Los padres también fueron alentados a ver la televisión y videos junto a sus hijos.

Los investigadores evaluaron cuánto tiempo transcurría para que pudieran los niños conciliar el sueño, despertares nocturnos, pesadillas, dificultad para despertarse y cansancio durante el día.

El problema más común fue el retraso del sueño, en el 38 por ciento de los casos, con un mayor efecto entre aquellos niños con altos niveles de exposición a la violencia al inicio del estudio.

Sin embargo, durante el seguimiento se redujo la probabilidad de presentar “cualquier problema del sueño”, con una tendencia hacia una disminución en el efecto de la intervención en el tiempo.

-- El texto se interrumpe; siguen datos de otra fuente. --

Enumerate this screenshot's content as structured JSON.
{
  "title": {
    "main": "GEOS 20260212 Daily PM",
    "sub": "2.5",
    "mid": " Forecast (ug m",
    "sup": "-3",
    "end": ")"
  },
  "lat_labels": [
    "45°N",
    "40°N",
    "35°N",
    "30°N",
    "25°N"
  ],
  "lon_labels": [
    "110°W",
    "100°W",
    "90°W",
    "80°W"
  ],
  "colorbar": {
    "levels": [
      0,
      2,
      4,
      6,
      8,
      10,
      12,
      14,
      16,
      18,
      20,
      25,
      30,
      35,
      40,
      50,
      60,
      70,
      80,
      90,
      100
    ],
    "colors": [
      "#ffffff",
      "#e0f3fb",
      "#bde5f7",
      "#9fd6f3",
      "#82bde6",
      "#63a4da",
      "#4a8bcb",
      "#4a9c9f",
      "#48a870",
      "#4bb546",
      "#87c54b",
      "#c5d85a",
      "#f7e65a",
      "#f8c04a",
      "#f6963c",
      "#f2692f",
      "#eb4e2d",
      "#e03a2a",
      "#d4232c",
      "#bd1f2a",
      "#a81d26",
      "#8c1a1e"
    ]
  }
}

Los autores encontraron que los niños que recibieron la intervención para el uso de medios sanos, tenían menos probabilidad de tener problemas de sueño, efecto que persistió a través del año de duración de la misma, pero se desvaneció seis meses después de terminado el programa.

Los resultados sugieren que la relación entre el uso de los medios de comunicación y los problemas del sueño del niño es, en efecto, causal y que tanto padres como médicos deberían considerar las opciones de medios saludables en la prevención o el tratamiento de los problemas del sueño infantil.

La revista Pediatrics también difunde esta semana los resultados de un estudio sobre las dificultades para dormir en niños que registran tos nocturna, asociada con infecciones del tracto respiratorio superior, y su tratamiento con una dosis única nocturna de tres tipos de miel: de eucalipto, de cítricos o de ciertas especies de flores.

El estudio “Efecto de la miel en la tos nocturna y la calidad del sueño”, encabezado por Herman Avner Cohen, de la Universidad de Tel Aviv, Israel, fue aplicado en seis consultorios pediátricos a 300 niños de uno a cinco años que presentaban tos nocturna, con una duración promedio de siete días.

Los niños recibieron una sola dosis de 10 gramos de los tres tipos de miel, administradas 30 minutos antes de acostarse.

Con los tres tipos de miel hubo una mejoría significativa, y los padres calificaron a los productos como un remedio más efectivo para el alivio sintomático de la tos nocturna de sus hijos y la dificultad para dormir.